I've found the best "strategy" of safe driving is to predict what other drivers do. For example, some time ago I was in the middle lane passing someone, as I usually drive in the right-most lane around or slightly-below the posted speed limit. I noticed about a mile back some hotshot behind me trying to break the sonic barrier. The left lane was clogged with cars only going, I don't know, 85 mph, clearly not fast enough for his liking. I eased my foot off the gas, figuring that he was the type of driver who'd shoot into the right lane to try and weave between me and the car I was already passing--and sure enough that's exactly what he did. My passenger understood the sin I had committed and asked, "Why did you slow down and let that [insert vulgar term here] pass you? I would've sped up and cut him off." Of course you would have. Anyway, I present this anecdote because I feel like no one pays attention to anything and, when they do, it's to act like my passenger--an [insert vulgar term here]. When riding alongside family and friends they're straight tunnel visioning, at best examining mirrors when crossing lanes; my dad's an exception, but he was not only a lifelong commuter but a truck mechanic who once had a CDL, so I can't really count him. I stopped driving with an old friend in college because he once cut a semi off. Mortified, I asked if he had suffered a traumatic brain injury without my knowledge, and he shrugged it off with typical motorist logic: "If he slams into me, it's his fault." Right. Anyway, this forum contains considerable evidence of truck drivers exhibiting heightened levels of situational awareness. Post after post of drivers holding themselves to a high standard and always trying to figure out, in case of an accident, what they did wrong or could've done better. It's inspiring.

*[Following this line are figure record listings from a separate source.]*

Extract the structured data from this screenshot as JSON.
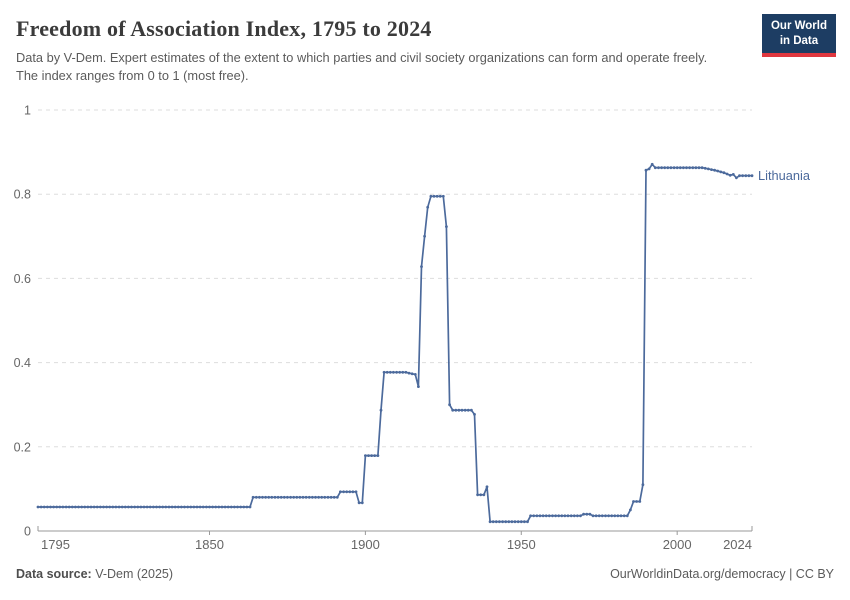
{
  "header": {
    "title": "Freedom of Association Index, 1795 to 2024",
    "subtitle": "Data by V-Dem. Expert estimates of the extent to which parties and civil society organizations can form and operate freely. The index ranges from 0 to 1 (most free)."
  },
  "logo": {
    "line1": "Our World",
    "line2": "in Data",
    "bg_color": "#1d3d63",
    "accent_color": "#e0373f"
  },
  "chart_data": {
    "type": "line",
    "title": "Freedom of Association Index, 1795 to 2024",
    "xlabel": "",
    "ylabel": "",
    "xlim": [
      1795,
      2024
    ],
    "ylim": [
      0,
      1
    ],
    "xticks": [
      1795,
      1850,
      1900,
      1950,
      2000,
      2024
    ],
    "yticks": [
      0,
      0.2,
      0.4,
      0.6,
      0.8,
      1
    ],
    "grid": "horizontal-dashed",
    "gridline_color": "#dddddd",
    "axis_color": "#999999",
    "tick_label_color": "#666666",
    "legend_position": "end-of-line-label",
    "series": [
      {
        "name": "Lithuania",
        "color": "#4C6A9C",
        "points": [
          [
            1795,
            0.057
          ],
          [
            1863,
            0.057
          ],
          [
            1864,
            0.08
          ],
          [
            1891,
            0.08
          ],
          [
            1892,
            0.093
          ],
          [
            1897,
            0.093
          ],
          [
            1898,
            0.067
          ],
          [
            1899,
            0.067
          ],
          [
            1900,
            0.179
          ],
          [
            1904,
            0.179
          ],
          [
            1905,
            0.287
          ],
          [
            1906,
            0.377
          ],
          [
            1913,
            0.377
          ],
          [
            1914,
            0.375
          ],
          [
            1916,
            0.372
          ],
          [
            1917,
            0.343
          ],
          [
            1918,
            0.628
          ],
          [
            1919,
            0.7
          ],
          [
            1920,
            0.769
          ],
          [
            1921,
            0.795
          ],
          [
            1925,
            0.795
          ],
          [
            1926,
            0.723
          ],
          [
            1927,
            0.3
          ],
          [
            1928,
            0.287
          ],
          [
            1934,
            0.287
          ],
          [
            1935,
            0.277
          ],
          [
            1936,
            0.086
          ],
          [
            1938,
            0.086
          ],
          [
            1939,
            0.105
          ],
          [
            1940,
            0.022
          ],
          [
            1952,
            0.022
          ],
          [
            1953,
            0.036
          ],
          [
            1969,
            0.036
          ],
          [
            1970,
            0.04
          ],
          [
            1972,
            0.04
          ],
          [
            1973,
            0.036
          ],
          [
            1984,
            0.036
          ],
          [
            1985,
            0.05
          ],
          [
            1986,
            0.07
          ],
          [
            1988,
            0.07
          ],
          [
            1989,
            0.11
          ],
          [
            1990,
            0.857
          ],
          [
            1991,
            0.86
          ],
          [
            1992,
            0.871
          ],
          [
            1993,
            0.863
          ],
          [
            2008,
            0.863
          ],
          [
            2012,
            0.857
          ],
          [
            2015,
            0.851
          ],
          [
            2017,
            0.845
          ],
          [
            2018,
            0.847
          ],
          [
            2019,
            0.839
          ],
          [
            2020,
            0.844
          ],
          [
            2024,
            0.844
          ]
        ]
      }
    ]
  },
  "footer": {
    "source_label": "Data source:",
    "source_value": " V-Dem (2025)",
    "right_text": "OurWorldinData.org/democracy | CC BY"
  }
}
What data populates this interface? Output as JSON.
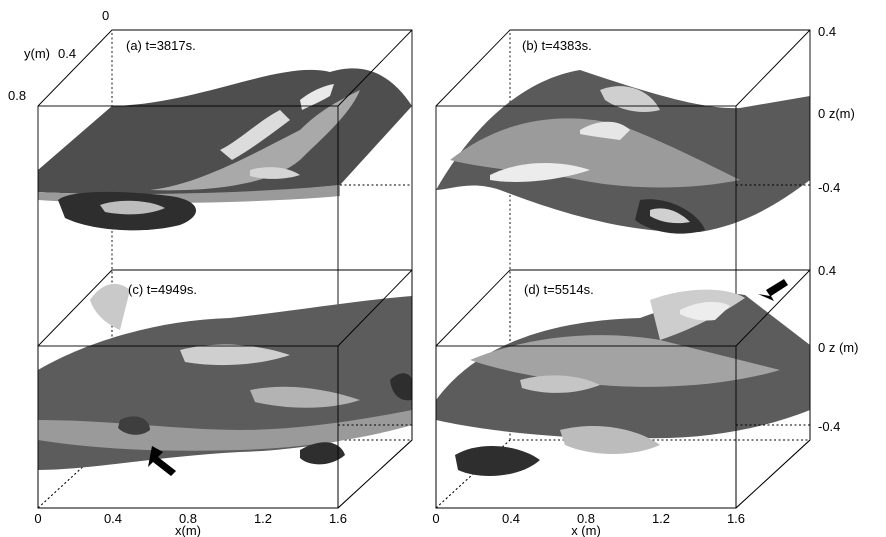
{
  "panels": [
    {
      "id": "a",
      "label": "(a) t=3817s."
    },
    {
      "id": "b",
      "label": "(b) t=4383s."
    },
    {
      "id": "c",
      "label": "(c) t=4949s."
    },
    {
      "id": "d",
      "label": "(d) t=5514s."
    }
  ],
  "y_axis": {
    "label": "y(m)",
    "ticks": [
      "0",
      "0.4",
      "0.8"
    ]
  },
  "z_axis": {
    "top": {
      "ticks": [
        "0.4",
        "-0.4"
      ],
      "label": "0 z(m)"
    },
    "bottom": {
      "ticks": [
        "0.4",
        "-0.4"
      ],
      "label": "0 z (m)"
    }
  },
  "x_axis_left": {
    "ticks": [
      "0",
      "0.4",
      "0.8",
      "1.2",
      "1.6"
    ],
    "label": "x(m)"
  },
  "x_axis_right": {
    "ticks": [
      "0",
      "0.4",
      "0.8",
      "1.2",
      "1.6"
    ],
    "label": "x (m)"
  },
  "colors": {
    "dark": "#4a4a4a",
    "mid": "#7d7d7d",
    "light": "#b9b9b9",
    "pale": "#e2e2e2"
  }
}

I've developed a great respect for you guys and gals over the years as a conscious driver/hypermiler. So I just wanted to say thanks. Not all of us four wheelers are distracted, drunk, or stupid. Some of us appreciate what you do and how you keep idiots safe from themselves. I shake my head whenever some fool cuts off a semi, as if the truck couldn't smash his SUV into smithereens. Then I remember that he's playing with professionals and they'll keep him safe, even if he doesn't know it.

In closing I'll echo what's been said here many times: that it's not only absurd but disgraceful that you're classified as "unskilled" workers. For those of you going into trucking, understand that it's an incredibly important job and we in this country do a miserable job appreciating it. Well. I appreciate it. Thanks.